Several factors were considered in the course of their deliberations. The primary factor, which overrode all others, was the spring equinox. If the spring equinox would fall later than the first half of Nissan [i.e., Aviv] (i.e., on the 16th or later), then the year was automatically declared to be a leap year.
However, it wasn’t enough for Passover to fall after the equinox, when it was “officially” spring; spring-like conditions needed to be evidenced. If in the land of Israel the barley had not yet ripened, and the trees were not yet blossoming with seasonal fruit—that, too, was sufficient reason to delay Nissan by adding a second month of Adar. Spring should be felt; it should be bright and green.
Now, I realize that just because a Jewish website mentions their ancient traditions does not suddenly resolve all concerns with this method. But I do believe that it demonstrates an additional measure of evidence that this very possibly was the case in ancient times. And this documentation is from those who are extremely familiar with the parameters of the biblical calendar.

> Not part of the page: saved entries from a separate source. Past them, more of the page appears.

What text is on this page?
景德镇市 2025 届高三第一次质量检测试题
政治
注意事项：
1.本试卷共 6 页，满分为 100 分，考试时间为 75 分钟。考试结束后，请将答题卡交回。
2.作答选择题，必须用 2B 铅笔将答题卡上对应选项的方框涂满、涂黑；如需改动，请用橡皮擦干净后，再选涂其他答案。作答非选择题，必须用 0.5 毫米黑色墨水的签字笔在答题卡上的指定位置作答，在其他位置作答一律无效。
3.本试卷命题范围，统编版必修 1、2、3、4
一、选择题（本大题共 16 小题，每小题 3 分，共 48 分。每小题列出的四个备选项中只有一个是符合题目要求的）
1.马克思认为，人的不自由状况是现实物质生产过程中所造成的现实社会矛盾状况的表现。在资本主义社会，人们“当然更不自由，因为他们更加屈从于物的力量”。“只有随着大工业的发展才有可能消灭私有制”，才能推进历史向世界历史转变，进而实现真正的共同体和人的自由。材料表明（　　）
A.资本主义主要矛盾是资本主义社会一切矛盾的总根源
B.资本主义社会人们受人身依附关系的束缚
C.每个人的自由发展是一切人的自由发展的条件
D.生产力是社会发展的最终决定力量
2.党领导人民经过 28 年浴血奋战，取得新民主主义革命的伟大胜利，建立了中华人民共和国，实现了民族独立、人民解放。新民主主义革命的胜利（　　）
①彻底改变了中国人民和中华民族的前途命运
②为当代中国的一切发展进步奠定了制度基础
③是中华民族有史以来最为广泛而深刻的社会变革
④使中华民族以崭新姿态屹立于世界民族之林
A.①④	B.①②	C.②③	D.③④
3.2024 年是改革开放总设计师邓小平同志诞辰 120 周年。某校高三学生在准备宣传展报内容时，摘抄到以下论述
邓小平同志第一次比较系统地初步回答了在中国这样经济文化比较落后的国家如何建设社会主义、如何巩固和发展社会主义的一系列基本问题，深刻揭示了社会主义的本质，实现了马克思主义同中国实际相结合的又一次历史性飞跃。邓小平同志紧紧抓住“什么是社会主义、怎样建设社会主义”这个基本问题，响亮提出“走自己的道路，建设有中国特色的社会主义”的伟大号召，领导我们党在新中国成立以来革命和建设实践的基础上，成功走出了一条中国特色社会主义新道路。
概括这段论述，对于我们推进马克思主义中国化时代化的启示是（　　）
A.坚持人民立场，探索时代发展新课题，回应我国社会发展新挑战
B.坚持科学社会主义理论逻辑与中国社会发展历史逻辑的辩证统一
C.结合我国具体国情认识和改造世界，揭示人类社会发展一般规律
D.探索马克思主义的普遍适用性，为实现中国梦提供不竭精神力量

In summary, I believe the Israelites, like every other ancient culture, also had the ability to calculate occurrences of the equinox, and would be able to closely monitor the arrival of the spring or vernal equinox along with the ripeness of the aviv barley.
If the heavenly lights, through the sidereal place of the sun in the constellations, and the location of the rising and setting sun were indicating the “turning” [or, tekufah] of the year was near, then the barley was looked at to see if it was truly aviv. If it was not, then the year was intercalated with an extra month to allow the grain to finish ripening (to become aviv), and the new year started after the thirteenth month.
Are these methods specifically mentioned in the Bible? No, I freely admit they are not. Do any of these methods (the sidereal year, the solar equinox, or searching for the aviv barley) flatly contradict YHVH’s word? I do not believe they do. In fact, I believe they are very closely associated with the assessment of the heavenly lights as established in Genesis 1:14.
Deuteronomy 19:15b, HCSB A fact must be established by the testimony of two or three witnesses.
You may remember I mentioned earlier that I believe YHVH has gifted us with reason and the ability to search all things out for his glory. In my opinion, cross-referencing these natural processes, which were clearly and easily observable by ancient cultures, including the Israelites, would provide an accurate assessment of the start of each year. This would always guarantee with multiple “witnesses” the proper placement of the moedim (appointed times) for the rest of the year. The new biblical year was in this fashion very simply and practically established in harmony with the sun, moon, and physical seasons, all of which God gave us to mark time (Gen. 1:14).